All I knew of Todd Field's Tár (2022) was what I saw of its intense, Cate Blanchett-driven trailer; that Zadie Smith wrote about it; and that if I ever saw the film, I would make a point of reading Smith's review.
Yesterday I finally saw Tár and was delighted with myself for knowing enough of Mahler's life and his symphonies to despair that everything I'd read about the film (except for Zadie Smith's review, so far), missed the fact that it could be read through the "Funeral March" that opens Mahler's 5th with Leonard Bernstein's morbidly slow "Adagio" that closes his 9th (morbidly slow in the way Franz Kafka's killing machine from "In the Penal Colony" is morbidly slow).

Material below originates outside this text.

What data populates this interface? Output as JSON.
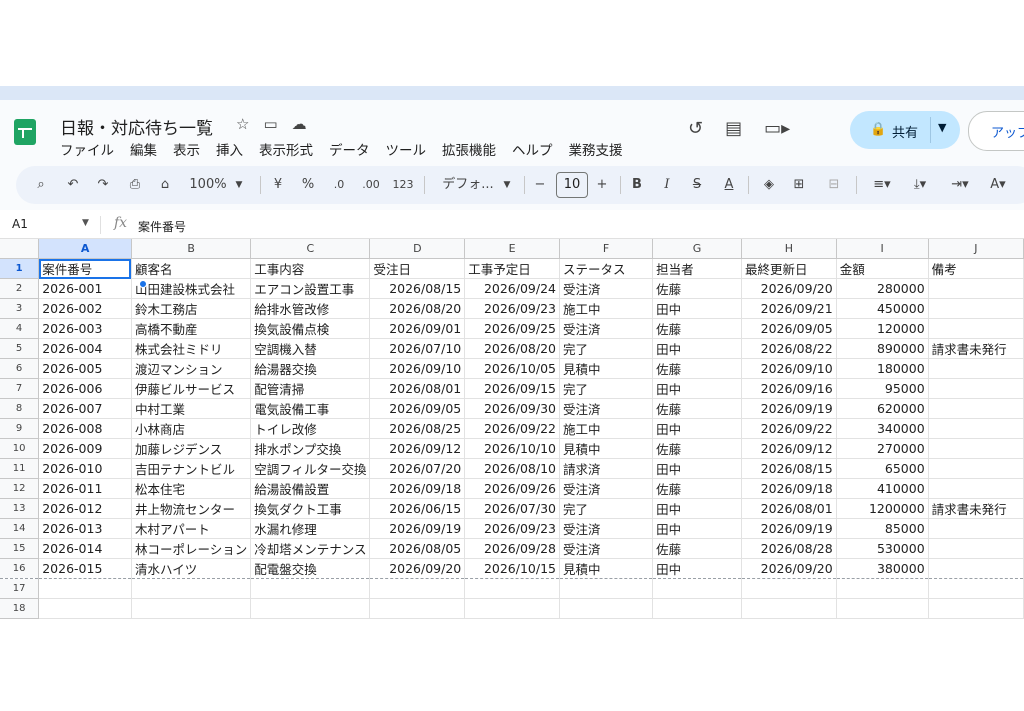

Of course Lydia Tár (nee Lynda) would appreciate that, just as her diffident Juilliard student and her equally Millennial cellist wouldn't give a toss. On that note, who would self-identify as BIPOC ("As a BIPOC pangender person ..." -- is he saying he is Black, Indigenous and a Person of Colour?), and what Millennial cellist could be expected to have heard -- or more to the point, have seen -- Jacqueline du Pré's performance of Elgar's Cello Concerto from any other source but YouTube?
As for Blanchett's "death", why is it set in a "developing" nation like Thailand, if not to suggest that a death in Thailand is more tortuous for being set there -- as opposed to Venice, where Mahler's 5th provided Visconti's film version of Thomas Mann's Death in Venice its score?
Lydia Tár is just as narcissistic and, to use her own term, "robotic" as her students and her symphony orchestra's young ("fresh meat") cellist. But Western classical music is a personality too, no? So what's all the fuss? This film is so not "about" what people keep saying it is. It just isn't, is it?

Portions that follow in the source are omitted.